What does the cerebellum compute, and how is that computation made?
Animals, including humans, move with stunning precision. A brain area critical for this level of control is the cerebellum. The cerebellum is an ancient structure, conserved amongst all vertebrates, that is required for precise, fast movements. Our lab endeavors to understand the computations made by the cerebellum in service of fine motor control, and how those computations are made at a synaptic and circuit level. The Person lab is a dynamic, young group, always interested in talking to other people interested in motor control. We combine electrophysiology – both in vitro and in vivo – optogenetics, behavior, and anatomy to dissect these questions.
In the same way that we can marvel at biological motor control after watching robots, we can borrow concepts from engineering to form hypotheses about how the cerebellum supports precise movement. One prominent hypothesis suggests that the cerebellum computes what is known as a ‘forward model’ of state estimation. In the context of motor control, a forward model is simply a prediction of the state of the system in the future, based on current sensorimotor feedback.
We use a multidisciplinary approach to dissect the mechanisms and utility of cerebellar computations in the context of motor control, with experiments testing ideas at the behavioral, electrophysiological and anatomical levels.
For decades, cerebellar anatomy has been considered “solved” on many levels. Yet many important questions remain to be addressed that have critical bearing on understanding the mechanisms of cerebellar computations. We examine anatomical organization of cerebellar inputs and microciruitry using a variety of cutting-edge anatomical techniques, including transsynaptic tracing with monosynaptic rabies and pseudorabies viruses. In addition to answering fundamental questions about the physical substrates of cerebellar computations, these experiments provide breathtaking glimpses into one of the most spectacular structures in nature.

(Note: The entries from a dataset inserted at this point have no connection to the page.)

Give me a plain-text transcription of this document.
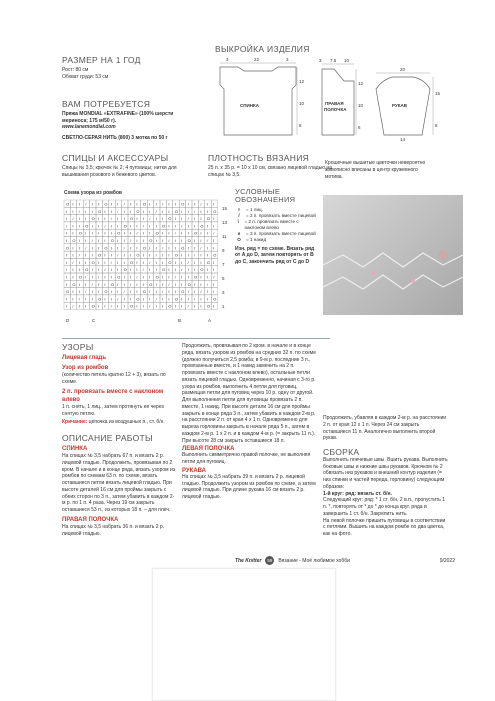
РАЗМЕР НА 1 ГОД
Рост: 80 см
Обхват груди: 53 см
ВАМ ПОТРЕБУЕТСЯ
Пряжа MONDIAL «EXTRAFINE» (100% шерсти
мериноса; 175 м/50 г).
www.lanemondial.com
СВЕТЛО-СЕРАЯ НИТЬ (800) 3 мотка по 50 г
СПИЦЫ И АКСЕССУАРЫ
Спицы № 3,5; крючок № 2; 4 пуговицы; нитки для вышивания розового и бежевого цветов.
ВЫКРОЙКА ИЗДЕЛИЯ
3	22	3
СПИНКА
12
10
6
3 7.5 10
ПРАВАЯ
ПОЛОЧКА
12
10
6
20
РУКАВ
14
15
6
ПЛОТНОСТЬ ВЯЗАНИЯ
25 п. х 35 р. = 10 х 10 см, связано лицевой гладью на спицах № 3,5.
Схема узора из ромбов
O I I / I I O I I / I I O I I / I I O I I / I I
I I / I I O I I / I I O I I / I I O I I / I I O
I / I I O I I / I I O I I / I I O I I / I I O I
/ I I O I I / I I O I I / I I O I I / I I O I I
I I O I I / I I O I I / I I O I I / I I O I I /
I O I I / I I O I I / I I O I I / I I O I I / I
O I I / I I O I I / I I O I I / I I O I I / I I
I I / I I O I I / I I O I I / I I O I I / I I O
I / I I O I I / I I O I I / I I O I I / I I O I
/ I I O I I / I I O I I / I I O I I / I I O I I
I I O I I / I I O I I / I I O I I / I I O I I /
I O I I / I I O I I / I I O I I / I I O I I / I
O I I / I I O I I / I I O I I / I I O I I / I I
I I / I I O I I / I I O I I / I I O I I / I I O
I / I I O I I / I I O I I / I I O I I / I I O I
D	C	B	A
15
13
11
9
7
5
3
1
УСЛОВНЫЕ ОБОЗНАЧЕНИЯ
I	= 1 лиц.
/	= 2 п. провязать вместе лицевой
\	= 2 п. провязать вместе с наклоном влево
∧	= 3 п. провязать вместе лицевой
O	= 1 накид
Изн. ряд = по схеме. Вязать ряд от A до D, затем повторять от B до C, закончить ряд от C до D
Крошечные вышитые цветочки невероятно живописно вписаны в центр кружевного мотива.
УЗОРЫ
Лицевая гладь
Узор из ромбов
(количество петель кратно 12 + 3), вязать по схеме.
2 п. провязать вместе с наклоном влево
1 п. снять, 1 лиц., затем протянуть ее через снятую петлю.
Кричание: цепочка из воздушных п., ст. б/н.
ОПИСАНИЕ РАБОТЫ
СПИНКА
На спицах № 3,5 набрать 67 п. и вязать 2 р. лицевой гладью. Продолжить, провязывая по 2 кром. В начале и в конце ряда, вязать узором из ромбов по схемам 63 п. по схеме, вязать оставшиеся петли вязать лицевой гладью. При высоте деталей 16 см для проймы закрыть с обеих сторон по 3 п., затем убавить в каждом 2-м р. по 1 п. 4 раза. Через 19 см закрыть оставшиеся 53 п., из которых 18 п. – для плеч.
ПРАВАЯ ПОЛОЧКА
На спицах № 3,5 набрать 36 п. и вязать 2 р. лицевой гладью.
Продолжить, провязывая по 2 кром. в начале и в конце ряда, вязать узором из ромбов на средних 32 п. по схеме (должно получиться 2,5 ромба; в 9-м р. последние 3 п., провязанные вместе, и 1 накид заменить на 2 п. провязать вместе с наклоном влево), остальные петли вязать лицевой гладью. Одновременно, начиная с 3-го р. узора из ромбов, выполнить 4 петли для пуговиц, размещая петли для пуговиц через 10 р. одну от другой. Для выполнения петли для пуговицы провязать 2 п. вместе, 1 накид. При высоте детали 16 см для проймы закрыть в конце ряда 3 п., затем убавить в каждом 2-м р. на расстоянии 2 п. от края 4 х 1 п. Одновременно для выреза горловины закрыть в начале ряда 5 п., затем в каждом 2-м р. 1 х 2 п. и в каждом 4-м р. (= закрыть 11 п.). При высоте 28 см закрыть оставшиеся 18 п.
ЛЕВАЯ ПОЛОЧКА
Выполнить симметрично правой полочке, не выполняя петли для пуговиц.
РУКАВА
На спицах № 3,5 набрать 39 п. и вязать 2 р. лицевой гладью. Продолжить узором из ромбов по схеме, а затем лицевой гладью. При длине рукава 16 см вязать 2 р. лицевой гладью.
Продолжить, убавляя в каждом 2-м р. на расстоянии 2 п. от края 12 х 1 п. Через 24 см закрыть оставшиеся 11 п. Аналогично выполнить второй рукав.
СБОРКА
Выполнить плечевые швы. Вшить рукава. Выполнить боковые швы и нижние швы рукавов. Крючком № 2 обвязать низ рукавов и внешний контур изделия (= низ спинки и частей переда, горловину) следующим образом:
1-й круг: ряд: вязать ст. б/н.
Следующий круг: ряд: * 1 ст. б/н, 2 в.п., пропустить 1 п. *, повторять от * до * до конца круг. ряда и завершить 1 ст. б/н. Закрепить нить.
На левой полочке пришить пуговицы в соответствии с петлями. Вышить на каждом ромбе по два цветка, как на фото.
The Knitter	59	Вязание - Моё любимое хобби	9/2022
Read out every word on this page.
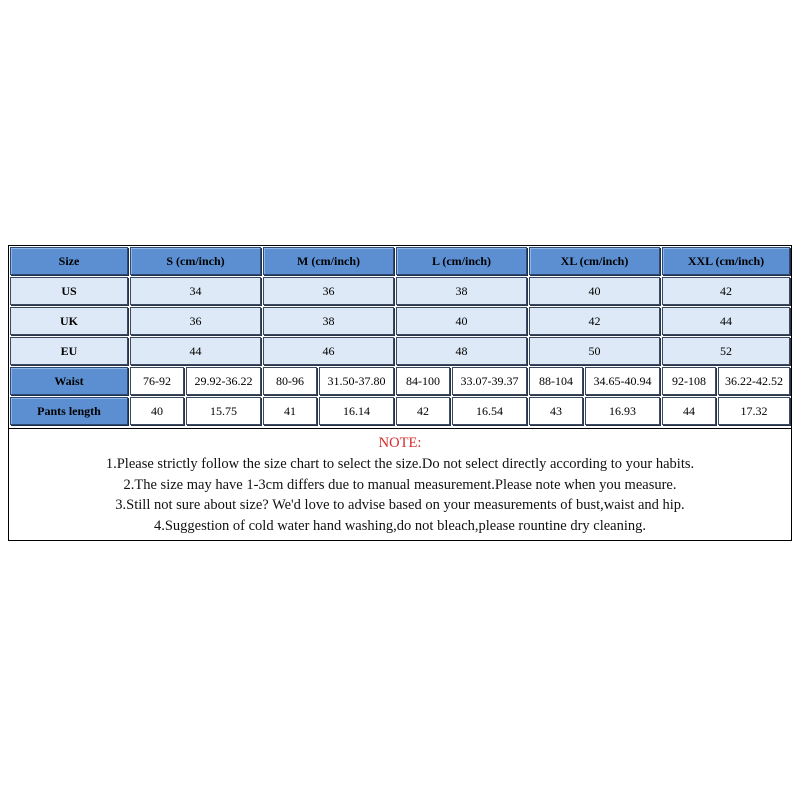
Size	S (cm/inch)		M (cm/inch)		L (cm/inch)		XL (cm/inch)		XXL (cm/inch)	

US	34		36		38		40		42	

UK	36		38		40		42		44	

EU	44		46		48		50		52	

Waist	76-92	29.92-36.22	80-96	31.50-37.80	84-100	33.07-39.37	88-104	34.65-40.94	92-108	36.22-42.52

Pants length	40	15.75	41	16.14	42	16.54	43	16.93	44	17.32
NOTE:
1.Please strictly follow the size chart to select the size.Do not select directly according to your habits.
2.The size may have 1-3cm differs due to manual measurement.Please note when you measure.
3.Still not sure about size? We'd love to advise based on your measurements of bust,waist and hip.
4.Suggestion of cold water hand washing,do not bleach,please rountine dry cleaning.
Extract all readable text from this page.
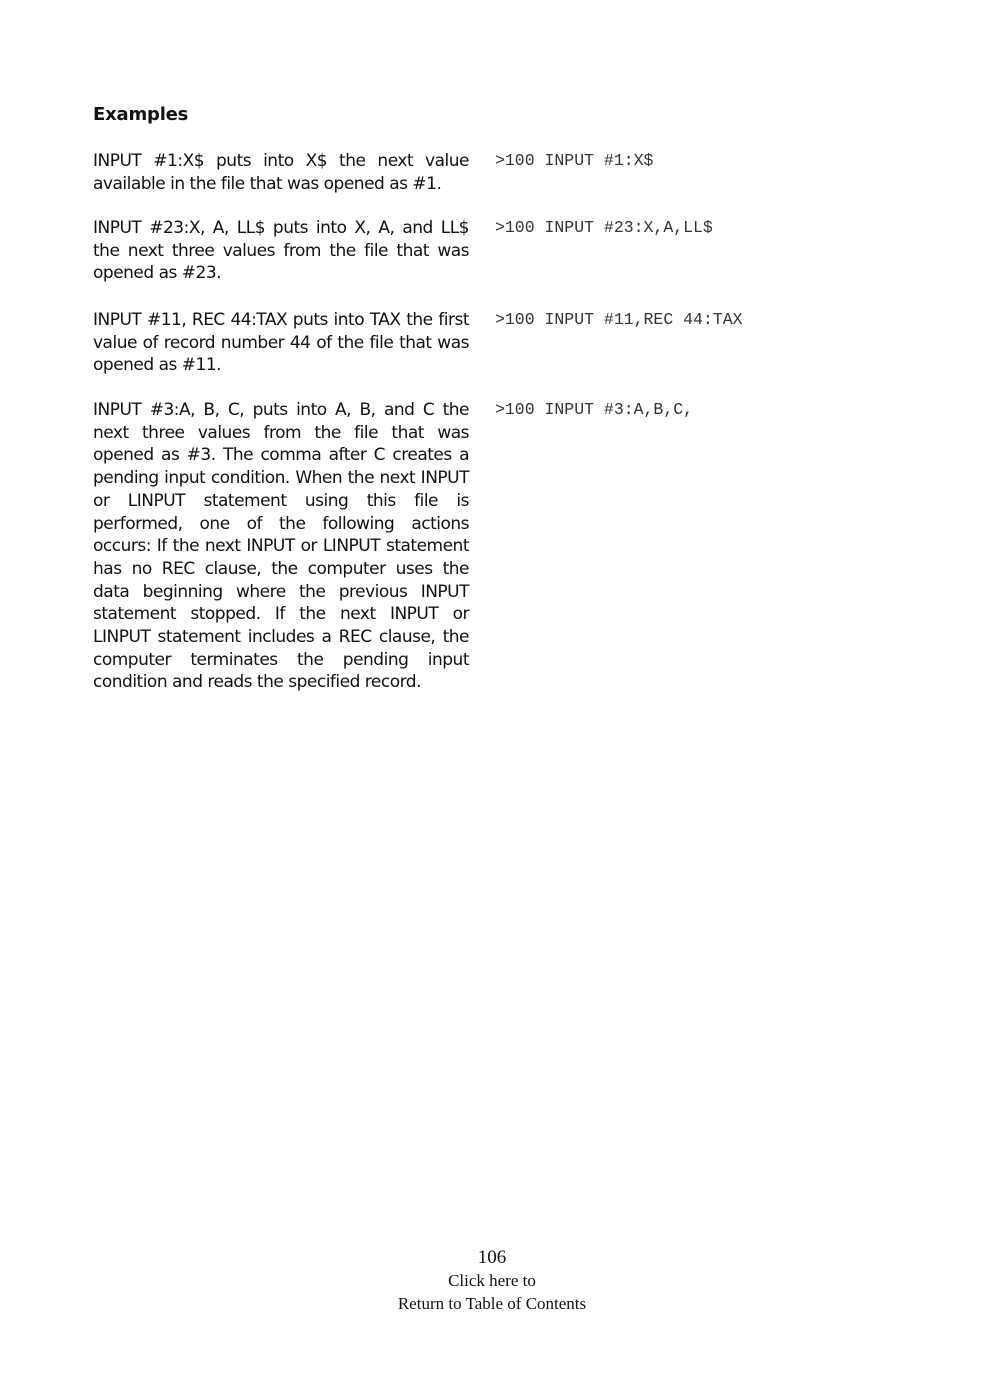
Examples
INPUT #1:X$ puts into X$ the next value available in the file that was opened as #1.
>100 INPUT #1:X$
INPUT #23:X, A, LL$ puts into X, A, and LL$ the next three values from the file that was opened as #23.
>100 INPUT #23:X,A,LL$
INPUT #11, REC 44:TAX puts into TAX the first value of record number 44 of the file that was opened as #11.
>100 INPUT #11,REC 44:TAX
INPUT #3:A, B, C, puts into A, B, and C the next three values from the file that was opened as #3. The comma after C creates a pending input condition. When the next INPUT or LINPUT statement using this file is performed, one of the following actions occurs: If the next INPUT or LINPUT statement has no REC clause, the computer uses the data beginning where the previous INPUT statement stopped. If the next INPUT or LINPUT statement includes a REC clause, the computer terminates the pending input condition and reads the specified record.
>100 INPUT #3:A,B,C,
106
Click here to
Return to Table of Contents
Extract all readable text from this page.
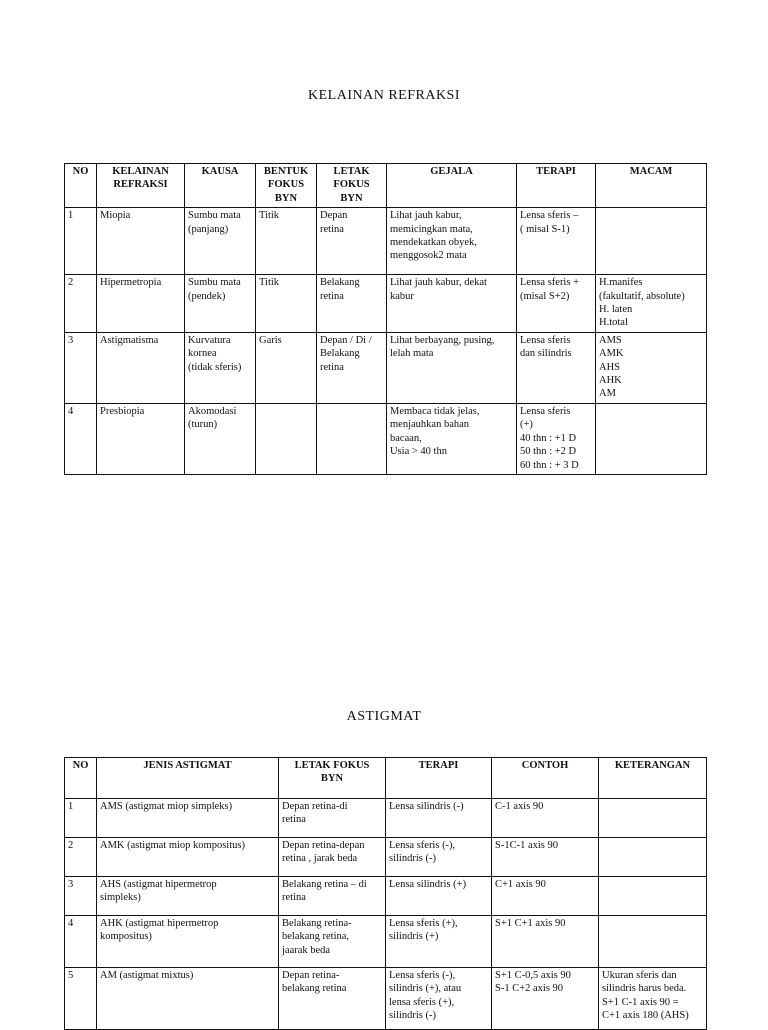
KELAINAN REFRAKSI
NO	KELAINAN
REFRAKSI	KAUSA	BENTUK
FOKUS
BYN	LETAK
FOKUS
BYN	GEJALA	TERAPI	MACAM
1	Miopia	Sumbu mata
(panjang)	Titik	Depan
retina	Lihat jauh kabur,
memicingkan mata,
mendekatkan obyek,
menggosok2 mata	Lensa sferis –
( misal S-1)	
2	Hipermetropia	Sumbu mata
(pendek)	Titik	Belakang
retina	Lihat jauh kabur, dekat
kabur	Lensa sferis +
(misal S+2)	H.manifes
(fakultatif, absolute)
H. laten
H.total
3	Astigmatisma	Kurvatura
kornea
(tidak sferis)	Garis	Depan / Di /
Belakang
retina	Lihat berbayang, pusing,
lelah mata	Lensa sferis
dan silindris	AMS
AMK
AHS
AHK
AM
4	Presbiopia	Akomodasi
(turun)			Membaca tidak jelas,
menjauhkan bahan
bacaan,
Usia > 40 thn	Lensa sferis
(+)
40 thn : +1 D
50 thn : +2 D
60 thn : + 3 D	
ASTIGMAT
NO	JENIS ASTIGMAT	LETAK FOKUS
BYN	TERAPI	CONTOH	KETERANGAN
1	AMS (astigmat miop simpleks)	Depan retina-di
retina	Lensa silindris (-)	C-1 axis 90	
2	AMK (astigmat miop kompositus)	Depan retina-depan
retina , jarak beda	Lensa sferis (-),
silindris (-)	S-1C-1 axis 90	
3	AHS (astigmat hipermetrop
simpleks)	Belakang retina – di
retina	Lensa silindris (+)	C+1 axis 90	
4	AHK (astigmat hipermetrop
kompositus)	Belakang retina-
belakang retina,
jaarak beda	Lensa sferis (+),
silindris (+)	S+1 C+1 axis 90	
5	AM (astigmat mixtus)	Depan retina-
belakang retina	Lensa sferis (-),
silindris (+), atau
lensa sferis (+),
silindris (-)	S+1 C-0,5 axis 90
S-1 C+2 axis 90	Ukuran sferis dan
silindris harus beda.
S+1 C-1 axis 90 =
C+1 axis 180 (AHS)
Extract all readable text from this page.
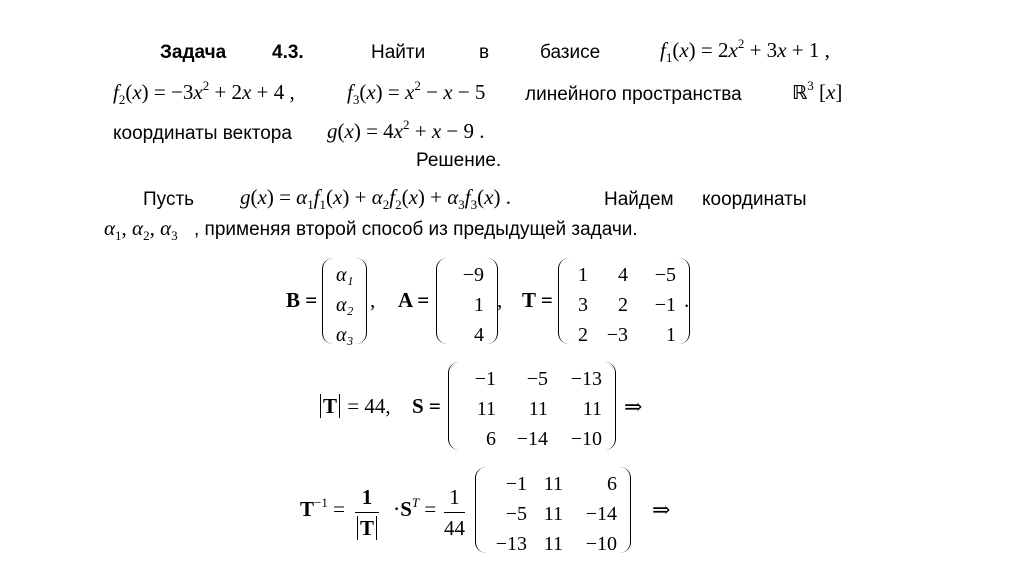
Задача 4.3.	Найти	в	базисе	$f_1(x) = 2x^2 + 3x + 1$ ,
$f_2(x) = -3x^2 + 2x + 4$ , $f_3(x) = x^2 - x - 5$ линейного пространства	ℝ$^3$ [x]
координаты вектора $g(x) = 4x^2 + x - 9$ .
Решение.
Пусть $g(x) = \alpha_1f_1(x) + \alpha_2f_2(x) + \alpha_3f_3(x)$ .	Найдем координаты
$\alpha_1$, $\alpha_2$, $\alpha_3$ , применяя второй способ из предыдущей задачи.
B =
α₁
α₂
α₃
, A =
−9
1
4
, T =
1	4	−5
3	2	−1
2 −3	1
.
T = 44, S =
−1	−5	−13
11	11	11
6	−14	−10
⇒
$T^{-1} = 1$
T
$\cdot S^T = 1$
44
−1 11	6
−5 11	−14
−13 11	−10
⇒
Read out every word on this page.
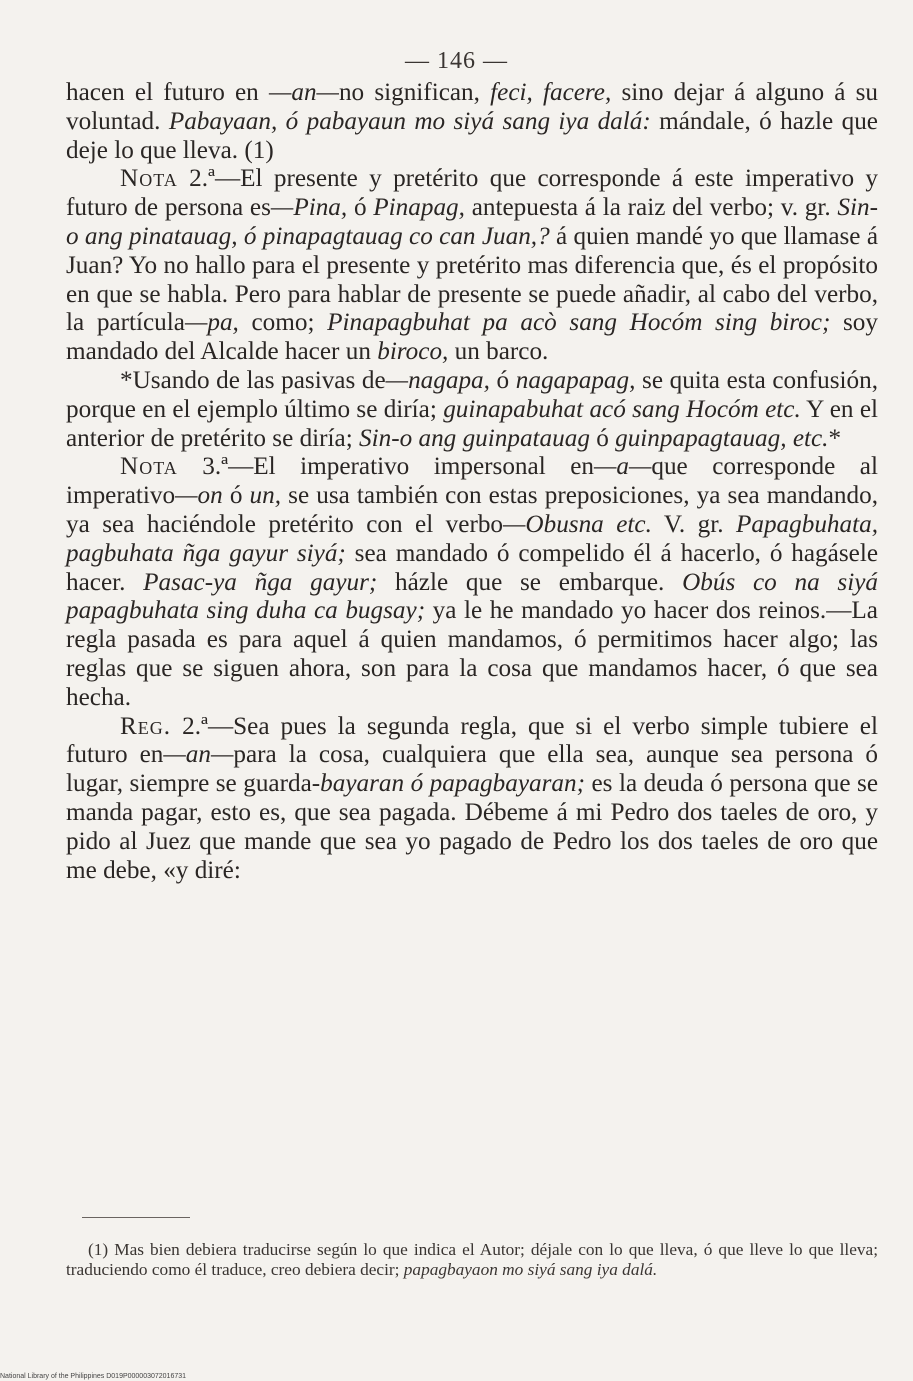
— 146 —

hacen el futuro en —an—no significan, feci, facere, sino dejar á alguno á su voluntad. Pabayaan, ó pabayaun mo siyá sang iya dalá: mándale, ó hazle que deje lo que lleva. (1)

Nota 2.ª—El presente y pretérito que corresponde á este imperativo y futuro de persona es—Pina, ó Pinapag, antepuesta á la raiz del verbo; v. gr. Sin-o ang pinatauag, ó pinapagtauag co can Juan,? á quien mandé yo que llamase á Juan? Yo no hallo para el presente y pretérito mas diferencia que, és el propósito en que se habla. Pero para hablar de presente se puede añadir, al cabo del verbo, la partícula—pa, como; Pinapagbuhat pa acò sang Hocóm sing biroc; soy mandado del Alcalde hacer un biroco, un barco.

*Usando de las pasivas de—nagapa, ó nagapapag, se quita esta confusión, porque en el ejemplo último se diría; guinapabuhat acó sang Hocóm etc. Y en el anterior de pretérito se diría; Sin-o ang guinpatauag ó guinpapagtauag, etc.*

Nota 3.ª—El imperativo impersonal en—a—que corresponde al imperativo—on ó un, se usa también con estas preposiciones, ya sea mandando, ya sea haciéndole pretérito con el verbo—Obusna etc. V. gr. Papagbuhata, pagbuhata ñga gayur siyá; sea mandado ó compelido él á hacerlo, ó hagásele hacer. Pasac-ya ñga gayur; házle que se embarque. Obús co na siyá papagbuhata sing duha ca bugsay; ya le he mandado yo hacer dos reinos.—La regla pasada es para aquel á quien mandamos, ó permitimos hacer algo; las reglas que se siguen ahora, son para la cosa que mandamos hacer, ó que sea hecha.

Reg. 2.ª—Sea pues la segunda regla, que si el verbo simple tubiere el futuro en—an—para la cosa, cualquiera que ella sea, aunque sea persona ó lugar, siempre se guarda-bayaran ó papagbayaran; es la deuda ó persona que se manda pagar, esto es, que sea pagada. Débeme á mi Pedro dos taeles de oro, y pido al Juez que mande que sea yo pagado de Pedro los dos taeles de oro que me debe, «y diré:

(1) Mas bien debiera traducirse según lo que indica el Autor; déjale con lo que lleva, ó que lleve lo que lleva; traduciendo como él traduce, creo debiera decir; papagbayaon mo siyá sang iya dalá.

National Library of the Philippines D019P000003072016731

We use in vivo and in vitro preparations to answer questions about the mechanistic underpinnings of cerebellar computations. We aim to understand how diverse forms of information entering the cerebellum are transformed by the cerebellar cortex to produce cerebellar output that refines movement.
Behavior & Optogenetics
We use high resolution behavioral quantification with closed-loop optogenetic manipulations to test cerebellar contributions to movement with high temporal precision. We combine optogenetic tools with Cre lines we have identified to manipulate specific subpopulations of neurons in the cerebellar nuclei, providing powerful resolution into the questions of how cerebellar outputs influence movement.